– Дышишь? – спросил я Лёшу и сорвал лист смородины.
Лёша принял сидячее положение и задумчиво спросил:
– А не выпить ли нам, в конце-то концов, а?
Когда мы на следующее утро проснулись, то решили, что проспали начало войны. Люди и гости ходили по дому с тревожными, немигающими глазами и серым шероховатыми лицами. «Что случилось?» – спросили мы, и на нас посмотрели. Всё вокруг было непонятно.

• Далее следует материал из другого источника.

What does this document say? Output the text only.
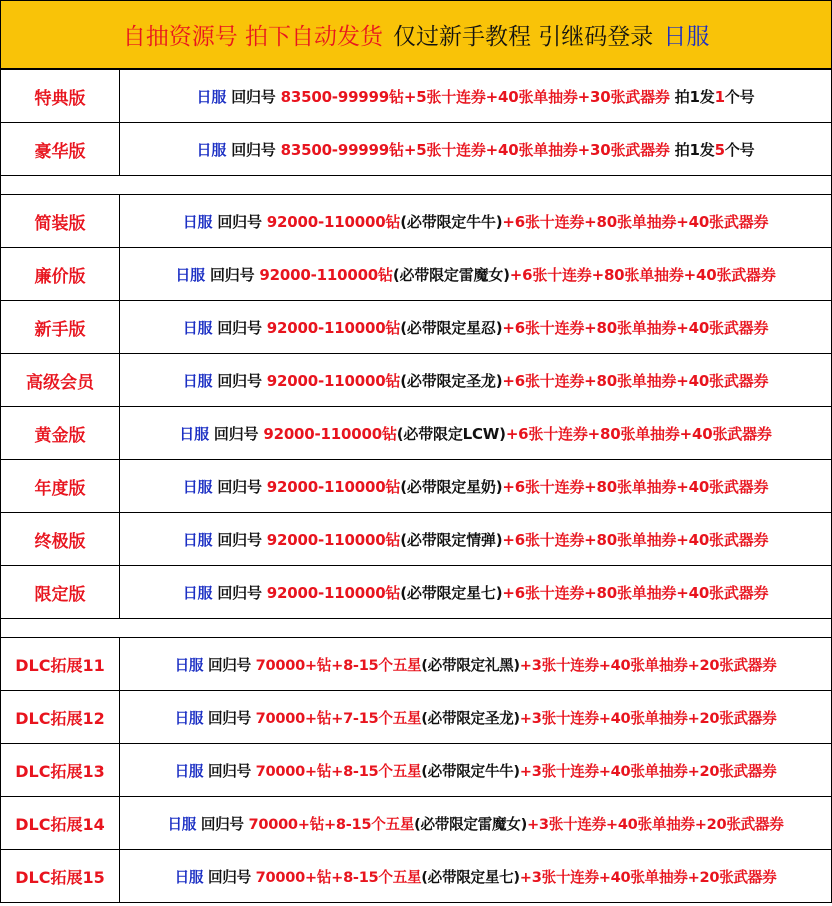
自抽资源号 拍下自动发货 仅过新手教程 引继码登录 日服
特典版	日服 回归号 83500-99999钻+5张十连券+40张单抽券+30张武器券 拍1发1个号
豪华版	日服 回归号 83500-99999钻+5张十连券+40张单抽券+30张武器券 拍1发5个号

简装版	日服 回归号 92000-110000钻(必带限定牛牛)+6张十连券+80张单抽券+40张武器券
廉价版	日服 回归号 92000-110000钻(必带限定雷魔女)+6张十连券+80张单抽券+40张武器券
新手版	日服 回归号 92000-110000钻(必带限定星忍)+6张十连券+80张单抽券+40张武器券
高级会员	日服 回归号 92000-110000钻(必带限定圣龙)+6张十连券+80张单抽券+40张武器券
黄金版	日服 回归号 92000-110000钻(必带限定LCW)+6张十连券+80张单抽券+40张武器券
年度版	日服 回归号 92000-110000钻(必带限定星奶)+6张十连券+80张单抽券+40张武器券
终极版	日服 回归号 92000-110000钻(必带限定情弹)+6张十连券+80张单抽券+40张武器券
限定版	日服 回归号 92000-110000钻(必带限定星七)+6张十连券+80张单抽券+40张武器券

DLC拓展11	日服 回归号 70000+钻+8-15个五星(必带限定礼黑)+3张十连券+40张单抽券+20张武器券
DLC拓展12	日服 回归号 70000+钻+7-15个五星(必带限定圣龙)+3张十连券+40张单抽券+20张武器券
DLC拓展13	日服 回归号 70000+钻+8-15个五星(必带限定牛牛)+3张十连券+40张单抽券+20张武器券
DLC拓展14	日服 回归号 70000+钻+8-15个五星(必带限定雷魔女)+3张十连券+40张单抽券+20张武器券
DLC拓展15	日服 回归号 70000+钻+8-15个五星(必带限定星七)+3张十连券+40张单抽券+20张武器券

Между тем на улице ярко светило солнце, и сквозь открытые окна, двери в дом вливалось тепло; пчёлы радостно жужжали на окнах и весело стукались лбами о стекло; на столе в большой комнате была аккуратно разложена утренняя закуска; тело чувствовало некоторое отягощение головой, но зато было счастье пить дядин-Витин огуречный рассол и находить свой организм освобождаемым от шлаков. В лучах солнца мерцал экран работающего телевизора. Я прибавил громкость. Шёл какой-то очень известный сериал.

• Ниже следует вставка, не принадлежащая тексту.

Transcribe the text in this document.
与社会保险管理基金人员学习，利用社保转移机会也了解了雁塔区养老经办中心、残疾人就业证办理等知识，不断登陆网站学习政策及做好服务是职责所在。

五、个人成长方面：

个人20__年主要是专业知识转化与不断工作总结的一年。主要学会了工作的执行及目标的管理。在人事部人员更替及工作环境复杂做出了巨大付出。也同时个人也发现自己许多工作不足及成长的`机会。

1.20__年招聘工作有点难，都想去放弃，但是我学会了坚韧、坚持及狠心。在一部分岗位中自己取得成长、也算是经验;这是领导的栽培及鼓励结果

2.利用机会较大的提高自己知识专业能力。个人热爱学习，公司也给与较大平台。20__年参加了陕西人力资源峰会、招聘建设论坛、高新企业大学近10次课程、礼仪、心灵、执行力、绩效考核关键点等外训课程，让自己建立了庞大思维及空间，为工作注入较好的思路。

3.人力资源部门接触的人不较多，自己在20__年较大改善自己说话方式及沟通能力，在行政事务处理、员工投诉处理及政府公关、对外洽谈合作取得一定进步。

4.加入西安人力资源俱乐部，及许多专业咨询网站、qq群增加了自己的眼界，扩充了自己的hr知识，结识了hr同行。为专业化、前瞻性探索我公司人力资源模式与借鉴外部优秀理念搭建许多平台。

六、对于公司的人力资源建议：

«Вам сколько кусочков сахара?» – спрашивала одна актриса.
«Мне? – поднимала глаза другая. – Мне четыре кусочка. Только не размешивайте, пожалуйста. Я не люблю сладкого».
По другому каналу выступал весь бронзовый от загара юморист Михаил Задорнов, и зал уверенно хохотал. По третьему танцевал Майкл Джексон и делал неприличные движения мошонкой.

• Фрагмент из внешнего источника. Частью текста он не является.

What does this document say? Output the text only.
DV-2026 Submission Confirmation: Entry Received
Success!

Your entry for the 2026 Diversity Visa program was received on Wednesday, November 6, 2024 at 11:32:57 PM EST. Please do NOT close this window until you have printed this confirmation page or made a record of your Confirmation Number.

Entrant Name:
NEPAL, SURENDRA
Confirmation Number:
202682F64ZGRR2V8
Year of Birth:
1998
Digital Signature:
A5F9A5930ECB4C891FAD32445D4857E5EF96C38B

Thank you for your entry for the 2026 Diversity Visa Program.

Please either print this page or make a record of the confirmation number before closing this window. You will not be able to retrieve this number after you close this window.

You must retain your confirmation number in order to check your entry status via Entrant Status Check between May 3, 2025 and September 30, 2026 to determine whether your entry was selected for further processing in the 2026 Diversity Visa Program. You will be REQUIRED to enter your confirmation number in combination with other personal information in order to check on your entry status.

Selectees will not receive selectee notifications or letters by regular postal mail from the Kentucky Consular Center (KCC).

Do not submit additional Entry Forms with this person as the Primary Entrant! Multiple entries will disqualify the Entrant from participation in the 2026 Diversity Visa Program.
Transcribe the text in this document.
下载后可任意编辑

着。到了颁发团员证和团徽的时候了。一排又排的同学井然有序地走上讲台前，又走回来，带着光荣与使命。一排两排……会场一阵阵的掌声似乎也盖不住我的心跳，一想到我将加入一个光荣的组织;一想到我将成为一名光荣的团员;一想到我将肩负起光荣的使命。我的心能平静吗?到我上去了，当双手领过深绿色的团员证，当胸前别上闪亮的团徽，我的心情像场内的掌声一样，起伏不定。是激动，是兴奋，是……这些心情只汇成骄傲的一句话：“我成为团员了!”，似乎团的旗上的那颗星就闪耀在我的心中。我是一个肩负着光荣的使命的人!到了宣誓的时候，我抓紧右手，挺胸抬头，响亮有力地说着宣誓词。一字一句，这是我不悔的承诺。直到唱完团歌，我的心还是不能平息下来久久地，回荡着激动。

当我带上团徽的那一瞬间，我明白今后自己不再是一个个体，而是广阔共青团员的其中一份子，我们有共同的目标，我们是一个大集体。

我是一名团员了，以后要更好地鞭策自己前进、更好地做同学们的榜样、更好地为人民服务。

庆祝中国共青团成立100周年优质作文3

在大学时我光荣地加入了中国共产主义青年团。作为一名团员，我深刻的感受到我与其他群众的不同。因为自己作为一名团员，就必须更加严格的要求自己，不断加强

– Гимнастика против простатита, – прокомментировал Лёша.
Вряд ли. Вряд ли Майкл Джексон так уж этого боится. Он же не спал на сырой земле. Лёша был вынужден с этим согласиться, потому что сам-то он спал на скамейке.
Короче, ничто не говорило о том, что сегодня двадцать второе июня.
Мы вышли на крыльцо. Сначала нам показалось, что перед домом проходит собрание членов кооператива. Возможно, даже по поводу новой дороги. Возможно, даже объявили субботник, и сейчас нам дадут по лопате и бросят в прорыв. Потому что едва мы вышли на крыльцо, как все замолчали и стали смотреть на нас.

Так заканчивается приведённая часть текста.